In the travelling account written in 1627 by the Jesuit priest Father Estevao Cacella, a first ever westerner to visit Bhutan gives a first-hand account of Zhabdrung Ngawang Namgyel, the Founder of Bhutan. 
“This King, known as Dharma Rajah (Zhabdrung), is 33 years old; he is both King and highest lama of this kingdom of Cambirasi (Bhutan), the first kingdom of Bhotanta (Bhutan/Tibet) in these parts - it is very large and well populated; the King prides himself in his gentleness for which he is very much esteemed rather than feared; in fact at this particular time there is a lama in his house, a relative, who committed a serious offence against him, but he treats him well and told us that he would soon set him free for he did not have the heart to give him another punishment even though he knew that once out of detention he would probably offend again. 
The King is also famous for his abstinence, as he never eats rice, meat or fish, sustaining himself only with milk and fruit; 

He is also renowned for the three-year retreat he went on before we arrived here, having lived in a tiny hut he built above a rock on a high mountain, without seeing or being seen by any one; he got his food by sending down two ropes from his little hut linked to two others below which he then pulled up, never talking to anyone during all that time. He told us he occupied himself in praying, and in his spare time carved some pieces - he showed us one which was his best, an image of God in white sandalwood, small but exquisitely made - he is very proud of this piece of art, and he is also a good painter, he showed us some of his paintings”.

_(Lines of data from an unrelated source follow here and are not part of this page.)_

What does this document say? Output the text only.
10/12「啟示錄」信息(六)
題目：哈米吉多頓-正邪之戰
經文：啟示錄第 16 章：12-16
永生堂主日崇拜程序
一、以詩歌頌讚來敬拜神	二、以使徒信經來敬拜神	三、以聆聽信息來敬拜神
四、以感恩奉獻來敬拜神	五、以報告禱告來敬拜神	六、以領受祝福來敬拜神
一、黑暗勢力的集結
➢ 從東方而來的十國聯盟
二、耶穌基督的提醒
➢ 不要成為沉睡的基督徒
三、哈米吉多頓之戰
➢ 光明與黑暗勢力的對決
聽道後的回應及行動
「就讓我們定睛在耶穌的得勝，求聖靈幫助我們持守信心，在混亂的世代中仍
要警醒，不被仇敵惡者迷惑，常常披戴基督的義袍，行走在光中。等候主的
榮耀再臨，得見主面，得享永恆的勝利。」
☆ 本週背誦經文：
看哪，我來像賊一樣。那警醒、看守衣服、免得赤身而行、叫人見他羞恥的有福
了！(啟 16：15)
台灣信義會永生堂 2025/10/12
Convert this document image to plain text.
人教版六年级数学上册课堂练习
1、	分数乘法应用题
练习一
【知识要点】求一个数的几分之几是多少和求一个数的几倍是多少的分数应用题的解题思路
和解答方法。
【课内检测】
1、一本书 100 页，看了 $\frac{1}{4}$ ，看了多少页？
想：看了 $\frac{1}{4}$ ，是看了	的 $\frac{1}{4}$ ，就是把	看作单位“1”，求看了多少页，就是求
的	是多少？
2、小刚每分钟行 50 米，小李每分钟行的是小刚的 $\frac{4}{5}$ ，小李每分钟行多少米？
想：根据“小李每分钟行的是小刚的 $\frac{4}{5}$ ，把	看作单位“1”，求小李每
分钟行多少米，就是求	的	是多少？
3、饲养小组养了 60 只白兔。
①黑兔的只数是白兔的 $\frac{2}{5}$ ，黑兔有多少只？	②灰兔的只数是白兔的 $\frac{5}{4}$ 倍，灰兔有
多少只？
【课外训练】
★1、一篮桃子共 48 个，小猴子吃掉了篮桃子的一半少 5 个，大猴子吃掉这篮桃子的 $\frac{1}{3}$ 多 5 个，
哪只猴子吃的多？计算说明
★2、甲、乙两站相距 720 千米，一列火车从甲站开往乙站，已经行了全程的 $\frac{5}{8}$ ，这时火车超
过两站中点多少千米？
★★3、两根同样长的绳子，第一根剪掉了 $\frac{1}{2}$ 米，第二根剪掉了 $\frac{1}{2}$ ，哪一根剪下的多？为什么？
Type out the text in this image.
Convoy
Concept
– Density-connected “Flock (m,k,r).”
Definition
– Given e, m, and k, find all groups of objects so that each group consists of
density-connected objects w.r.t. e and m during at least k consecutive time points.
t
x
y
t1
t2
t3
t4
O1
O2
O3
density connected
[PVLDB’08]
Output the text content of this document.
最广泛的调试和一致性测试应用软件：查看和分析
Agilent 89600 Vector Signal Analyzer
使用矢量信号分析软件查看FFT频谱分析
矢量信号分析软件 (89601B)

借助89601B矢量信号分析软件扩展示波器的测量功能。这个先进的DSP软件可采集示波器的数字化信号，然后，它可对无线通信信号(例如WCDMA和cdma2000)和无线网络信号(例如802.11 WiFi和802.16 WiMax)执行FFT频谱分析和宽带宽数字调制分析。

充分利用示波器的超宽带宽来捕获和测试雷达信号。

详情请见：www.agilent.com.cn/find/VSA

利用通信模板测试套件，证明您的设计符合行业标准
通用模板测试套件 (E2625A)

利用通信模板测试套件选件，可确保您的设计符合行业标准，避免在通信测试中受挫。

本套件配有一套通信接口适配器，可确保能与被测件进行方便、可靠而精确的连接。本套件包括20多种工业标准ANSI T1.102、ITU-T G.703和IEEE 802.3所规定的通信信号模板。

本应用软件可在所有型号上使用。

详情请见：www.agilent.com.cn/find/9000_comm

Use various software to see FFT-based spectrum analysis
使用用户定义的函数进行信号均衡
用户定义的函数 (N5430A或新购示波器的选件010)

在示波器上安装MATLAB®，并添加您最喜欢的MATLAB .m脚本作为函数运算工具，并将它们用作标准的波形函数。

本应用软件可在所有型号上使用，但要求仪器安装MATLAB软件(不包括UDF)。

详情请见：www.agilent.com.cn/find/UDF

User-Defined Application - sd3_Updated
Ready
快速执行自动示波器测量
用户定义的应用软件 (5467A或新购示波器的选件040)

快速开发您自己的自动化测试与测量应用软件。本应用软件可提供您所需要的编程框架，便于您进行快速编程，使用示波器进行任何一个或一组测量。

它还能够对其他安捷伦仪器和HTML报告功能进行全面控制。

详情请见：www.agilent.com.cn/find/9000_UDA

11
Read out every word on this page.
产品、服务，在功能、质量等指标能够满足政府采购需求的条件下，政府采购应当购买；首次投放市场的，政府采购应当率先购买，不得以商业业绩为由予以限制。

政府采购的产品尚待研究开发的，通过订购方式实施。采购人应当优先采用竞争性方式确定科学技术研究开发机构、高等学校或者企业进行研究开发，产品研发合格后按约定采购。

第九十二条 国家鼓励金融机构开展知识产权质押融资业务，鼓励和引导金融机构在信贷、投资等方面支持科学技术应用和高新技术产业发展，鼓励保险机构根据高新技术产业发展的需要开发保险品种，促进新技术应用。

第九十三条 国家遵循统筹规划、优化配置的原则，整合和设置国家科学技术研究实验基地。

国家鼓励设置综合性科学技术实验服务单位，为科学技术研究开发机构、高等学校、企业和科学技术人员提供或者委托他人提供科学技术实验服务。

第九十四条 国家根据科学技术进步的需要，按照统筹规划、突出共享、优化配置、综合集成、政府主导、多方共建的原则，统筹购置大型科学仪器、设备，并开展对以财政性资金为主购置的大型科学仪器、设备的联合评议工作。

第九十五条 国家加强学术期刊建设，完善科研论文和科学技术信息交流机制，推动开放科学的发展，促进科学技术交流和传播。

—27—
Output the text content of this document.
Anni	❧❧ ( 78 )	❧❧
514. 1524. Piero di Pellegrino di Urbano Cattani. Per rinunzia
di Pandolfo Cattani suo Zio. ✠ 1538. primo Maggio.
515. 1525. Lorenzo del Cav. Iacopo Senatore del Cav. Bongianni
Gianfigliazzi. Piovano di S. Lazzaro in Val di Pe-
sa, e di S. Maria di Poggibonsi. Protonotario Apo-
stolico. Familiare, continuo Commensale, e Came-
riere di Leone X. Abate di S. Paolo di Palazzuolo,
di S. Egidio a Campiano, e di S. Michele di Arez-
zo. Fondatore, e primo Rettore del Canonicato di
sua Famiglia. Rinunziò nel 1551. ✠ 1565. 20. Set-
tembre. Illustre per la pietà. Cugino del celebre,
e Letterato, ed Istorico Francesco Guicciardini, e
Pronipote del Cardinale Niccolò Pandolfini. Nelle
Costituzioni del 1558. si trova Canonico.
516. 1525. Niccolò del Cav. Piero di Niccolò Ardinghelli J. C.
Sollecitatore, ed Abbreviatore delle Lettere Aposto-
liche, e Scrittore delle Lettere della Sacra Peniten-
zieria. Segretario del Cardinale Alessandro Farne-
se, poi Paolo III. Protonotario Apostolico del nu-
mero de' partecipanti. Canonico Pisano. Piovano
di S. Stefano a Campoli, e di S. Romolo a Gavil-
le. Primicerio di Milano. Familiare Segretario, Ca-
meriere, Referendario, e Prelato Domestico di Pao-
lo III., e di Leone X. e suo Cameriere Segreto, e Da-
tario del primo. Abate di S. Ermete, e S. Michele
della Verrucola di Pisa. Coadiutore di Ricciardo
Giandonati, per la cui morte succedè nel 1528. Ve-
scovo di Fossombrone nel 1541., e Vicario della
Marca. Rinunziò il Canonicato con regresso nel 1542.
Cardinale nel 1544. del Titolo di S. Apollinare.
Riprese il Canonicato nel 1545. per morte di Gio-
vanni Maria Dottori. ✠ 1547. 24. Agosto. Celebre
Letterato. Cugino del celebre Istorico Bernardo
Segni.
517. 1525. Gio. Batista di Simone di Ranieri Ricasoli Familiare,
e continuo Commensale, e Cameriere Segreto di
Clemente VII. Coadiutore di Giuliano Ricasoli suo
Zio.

“This King is also well known as a man of letters and is revered as such by all the other high lamas - kings send him gifts and he is very much sought out by people around this area, being host to lamas from far away kingdoms. The reason for finding him living in a tent on this mountain is that the people from each village ask him to visit and so he camps at some place where he is near to all of them; they give him many presents of horses, cattle, rice, cloth and other goods which are his principal revenue, and those people that do not invite him to their villages because they are very far away, come themselves to him with their offerings. It was for this reason that he was in that mountain with his lama school, which always accompanies him; the school has more than a hundred lamas who apply themselves to their studies and perform ceremonies”.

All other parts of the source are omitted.